I know someone who has some of those beans.

I told him I'm a tea drinker.

Just goes to show you the "old adage" is true...

One man's (or animal's) dung is another's overpriced coffee!

Our reporter also understands that like McDonalds food, it goes right through you!

I'm almost certain this topic has been blogged before...

most certainly. his daveness actually wrote on the subject, saying that luwak coffee tasted like "someone had rinsed a dead cat in it". which means that he actually drank some. i think.

we have a civet or two in our local zoo. i have smelled their wee and i don't want anything to do with their poopy.

They're just doing their civet duty.

"produces a brew described as smooth, chocolaty..."

Why should that be a surprise?

*SPITS OUT COFFEE*

This tastes like sh!t!!!

Or doody.

My teenage son and I had a good laugh about that story over the weekend.

I'll try a lot of things, but I think I'll pass on the asscoffee.

Hell, I think actual coffee tastes like $#!t. No way I'm going to drink that stuff...

Hey, isn't this the "weasel doots" coffee that was blogged about years ago??

Must be a really big demand for it now since the weasel doot harvesters have formed their own association.

And Weasel Doots wbagnfarnrb.....from Seattle!

The Atlantic describes it (and not in a complimentary way) as "The Horse Meat of the Coffee World". Also, "bland..tasted as though it had been treated ... distinctly unpleasant. ... I certainly never wanted to taste it again."

From dung to coffee to urine.

The circle of life!

I loooove superficial, pretentious, shallow, image-conscious people! You can sell them ANYTHING as long as you tell them it's incredibly exclusive and rare and you charge them an obscene amount of money for it.

Someone is laughing all the way to the bank -- good for him!

As with many things in this life, I wonder about the first person to think this was a good idea.
My theory is that it was an attempted poisoning gone horribly wrong.

You couldn't drown that in enough Cinnamon Vanilla Hazelnut Pumpkin Spice and Whipped Cream to get me within a holf mile of it.

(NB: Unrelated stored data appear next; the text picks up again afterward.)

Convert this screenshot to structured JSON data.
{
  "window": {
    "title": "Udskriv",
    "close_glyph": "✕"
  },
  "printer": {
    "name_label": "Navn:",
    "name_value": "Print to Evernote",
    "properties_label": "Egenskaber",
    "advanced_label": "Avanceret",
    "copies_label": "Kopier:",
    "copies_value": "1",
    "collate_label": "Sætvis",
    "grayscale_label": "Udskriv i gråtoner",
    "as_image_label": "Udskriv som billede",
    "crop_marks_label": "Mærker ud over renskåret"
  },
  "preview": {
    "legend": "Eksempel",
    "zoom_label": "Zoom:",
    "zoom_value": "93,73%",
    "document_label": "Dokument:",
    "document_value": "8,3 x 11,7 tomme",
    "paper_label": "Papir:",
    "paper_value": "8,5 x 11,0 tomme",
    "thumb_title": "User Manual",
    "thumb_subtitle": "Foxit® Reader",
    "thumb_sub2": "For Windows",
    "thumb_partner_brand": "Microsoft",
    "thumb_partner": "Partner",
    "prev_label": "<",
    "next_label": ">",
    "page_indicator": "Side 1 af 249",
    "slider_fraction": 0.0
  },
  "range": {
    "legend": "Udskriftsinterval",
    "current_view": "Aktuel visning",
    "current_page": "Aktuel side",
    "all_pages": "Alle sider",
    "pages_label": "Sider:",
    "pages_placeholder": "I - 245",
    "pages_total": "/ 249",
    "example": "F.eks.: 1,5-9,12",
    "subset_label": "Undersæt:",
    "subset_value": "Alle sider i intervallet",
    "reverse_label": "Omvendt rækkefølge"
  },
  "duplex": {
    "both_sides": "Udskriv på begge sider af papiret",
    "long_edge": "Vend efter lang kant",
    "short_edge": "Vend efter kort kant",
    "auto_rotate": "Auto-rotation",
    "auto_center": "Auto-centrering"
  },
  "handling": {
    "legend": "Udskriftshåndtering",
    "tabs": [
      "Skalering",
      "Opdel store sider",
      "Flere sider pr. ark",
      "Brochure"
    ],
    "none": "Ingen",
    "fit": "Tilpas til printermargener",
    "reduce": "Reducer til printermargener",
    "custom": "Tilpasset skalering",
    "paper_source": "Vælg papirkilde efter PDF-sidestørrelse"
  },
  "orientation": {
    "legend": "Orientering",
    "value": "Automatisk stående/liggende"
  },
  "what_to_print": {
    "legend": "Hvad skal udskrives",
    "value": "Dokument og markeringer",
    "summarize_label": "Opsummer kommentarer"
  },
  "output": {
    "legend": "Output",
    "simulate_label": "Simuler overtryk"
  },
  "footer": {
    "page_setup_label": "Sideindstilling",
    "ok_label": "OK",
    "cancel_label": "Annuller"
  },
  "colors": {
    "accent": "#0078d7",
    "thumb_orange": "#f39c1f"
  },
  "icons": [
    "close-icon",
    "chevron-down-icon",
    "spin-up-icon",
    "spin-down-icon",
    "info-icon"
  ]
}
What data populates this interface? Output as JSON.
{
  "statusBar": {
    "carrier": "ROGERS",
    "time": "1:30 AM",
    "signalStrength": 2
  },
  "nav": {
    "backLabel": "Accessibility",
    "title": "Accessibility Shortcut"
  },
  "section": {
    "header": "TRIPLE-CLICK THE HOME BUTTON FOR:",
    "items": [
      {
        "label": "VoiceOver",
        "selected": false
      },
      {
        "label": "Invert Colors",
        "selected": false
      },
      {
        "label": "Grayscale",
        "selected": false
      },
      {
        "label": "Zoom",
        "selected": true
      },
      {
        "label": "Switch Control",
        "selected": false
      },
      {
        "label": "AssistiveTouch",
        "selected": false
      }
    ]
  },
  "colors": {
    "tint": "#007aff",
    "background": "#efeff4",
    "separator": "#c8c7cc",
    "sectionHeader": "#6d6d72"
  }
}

Couldn't be any worse than St@arbucks. Tastes like burnt sh!t and people pay 5 bucks a cup for it because, well, dammit I have to like it because everybody else does. I'll take my Dunkin D coffee any day.

I don't know why you have to use civets; passing the beans through many other mammals should work as well. Why not use rats? It might solve this old problem.

I thought I was the only one who didn't love St@rbucks. My daughter stops every chance she has but wonders why I stay in the car. If I want that coffee, I'll leave the pot on overnight and drink the burned tar at the bottom.

I recently had the opportunity to try kopi luwak. I did not find it "chocolaty" and the "bitter aftertaste" was akin to battery acid. I'll stick with Starbucks. But now I can scratch it off my bucket list.

wo zai malu bian,jian dao yi fen qian,ba ta jiaogei jingcha shushu.